Suara Denpasar - Sebagai fighter, tak ada kata menyerah dalam hati Rahman. Sempat roboh dihantam Elbow Maruli, dia bangkit dan melawan sekuat tenaga.
Hingga akhirnya dinyatakan menang tipis dalam laga Muay Thai Championship Summer Fight ke-4 yang berlangsung di Badung, Bali, 18 Desember 2022.
Pertarungan yang begitu seru itu disaksikan langsung empat ratus penonton yang memadati International Conference Centre Bali pun bergemuruh.
Di laga perebutan Belt Welterweight, Rahman yang menjadi unggulan berhasil mengalahkan Maruli melalui hitungan poin yang sangat tipis.
Namun kemenangannya sama sekali tidak mudah. Selain karena Rahman tengah mengalami sedikit cedera dijari tangan kirinya, Maruli juga tampil dengan mengesankan.
Maruli sempat merobohkan Rahman dengan elbownya. Awalnya, Maruli yang underdog dan sudah tampak kepayahan diduga akan berhasil dirobohkan Rahman.
Namun siapa sangka, Maruli mampu bertahan dari serangan-serangan hingga usai pertandingan. Ia bahkan mampu memberikan perlawanan yang membuat Rahman sempat kerepotan.
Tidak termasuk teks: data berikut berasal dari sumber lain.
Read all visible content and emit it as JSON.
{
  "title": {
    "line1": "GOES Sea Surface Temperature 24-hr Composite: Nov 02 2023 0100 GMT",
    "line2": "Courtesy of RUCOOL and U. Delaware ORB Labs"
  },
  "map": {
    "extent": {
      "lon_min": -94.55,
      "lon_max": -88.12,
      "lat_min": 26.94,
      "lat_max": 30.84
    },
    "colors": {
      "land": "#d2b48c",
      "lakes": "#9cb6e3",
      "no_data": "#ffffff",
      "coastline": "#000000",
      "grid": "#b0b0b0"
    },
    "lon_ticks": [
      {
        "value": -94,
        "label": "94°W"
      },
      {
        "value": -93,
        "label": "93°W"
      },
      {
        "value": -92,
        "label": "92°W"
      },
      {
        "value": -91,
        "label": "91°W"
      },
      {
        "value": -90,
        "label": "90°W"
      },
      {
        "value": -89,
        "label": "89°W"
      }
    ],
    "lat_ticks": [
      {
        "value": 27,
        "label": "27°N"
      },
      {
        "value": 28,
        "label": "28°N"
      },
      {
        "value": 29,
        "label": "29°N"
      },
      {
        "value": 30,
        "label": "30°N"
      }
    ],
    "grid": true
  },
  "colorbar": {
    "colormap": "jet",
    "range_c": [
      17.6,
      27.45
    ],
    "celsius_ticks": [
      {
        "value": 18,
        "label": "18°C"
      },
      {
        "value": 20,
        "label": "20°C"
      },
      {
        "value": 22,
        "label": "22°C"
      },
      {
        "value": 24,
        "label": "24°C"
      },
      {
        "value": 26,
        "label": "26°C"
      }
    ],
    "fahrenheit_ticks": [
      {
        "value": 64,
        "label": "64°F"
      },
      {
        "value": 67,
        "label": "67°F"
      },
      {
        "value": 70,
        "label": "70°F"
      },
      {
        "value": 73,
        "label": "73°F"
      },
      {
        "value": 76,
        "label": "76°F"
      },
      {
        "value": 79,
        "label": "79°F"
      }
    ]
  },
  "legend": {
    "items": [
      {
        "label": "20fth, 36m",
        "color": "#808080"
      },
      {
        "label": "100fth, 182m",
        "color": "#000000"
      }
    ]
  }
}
Pertarungan yang berlangsung hingga 5 ronde itu pun menjadi salah satu the best match dari Summer Fight ke-4 tahun ini, Ini pertarungan yang sangat menakjubkan.
Kedua petarung menampilkan kemampuan terbaiknya. Terutama Maruli, meski di atas kertas ia di bawah lawannya, tapi ia punya mental sekuat baja", kata salah satu penonton.
Laga Belt Lightweight juga tak kalah mengesankannya. Pertarungan Brandon vs Fahri yang berlangsung 5 ronde dipenuhi jual-beli serangan.
Predikat yang mereka sandang sebagai petarung profesional memang bukan kaleng-kaleng. Bahkan Brandon yang sejak ronde 3 pelipisnya robek, terus memberikan perlawanan hingga usai ronde 5.
Namun Brandon harus menerima keputusan juri yang memenangkan Fahri lewat perolehan poin. Hingga dengan demikian, Fahri berhasil mempertahankan rekor catatan tak terkalahkannya.
Sementara di Belt Middleweight, juara WMC Asia di Singapura, Serieal Efendy, dinyatakan menang tanpa bertarung.
Pasalnya, Raymond Robert yang menjadi lawannya terpaksa harus didiskualifikasi oleh pihak penyelenggara. Raymond mengalami over weight saat dilakukan penimbangan.
"Raymond kami diskualifikasi. Berat badannya kelebihan 10kg dari ambang batas yang ditetapkan," sebut Marcos Manurung selaku promotor acara.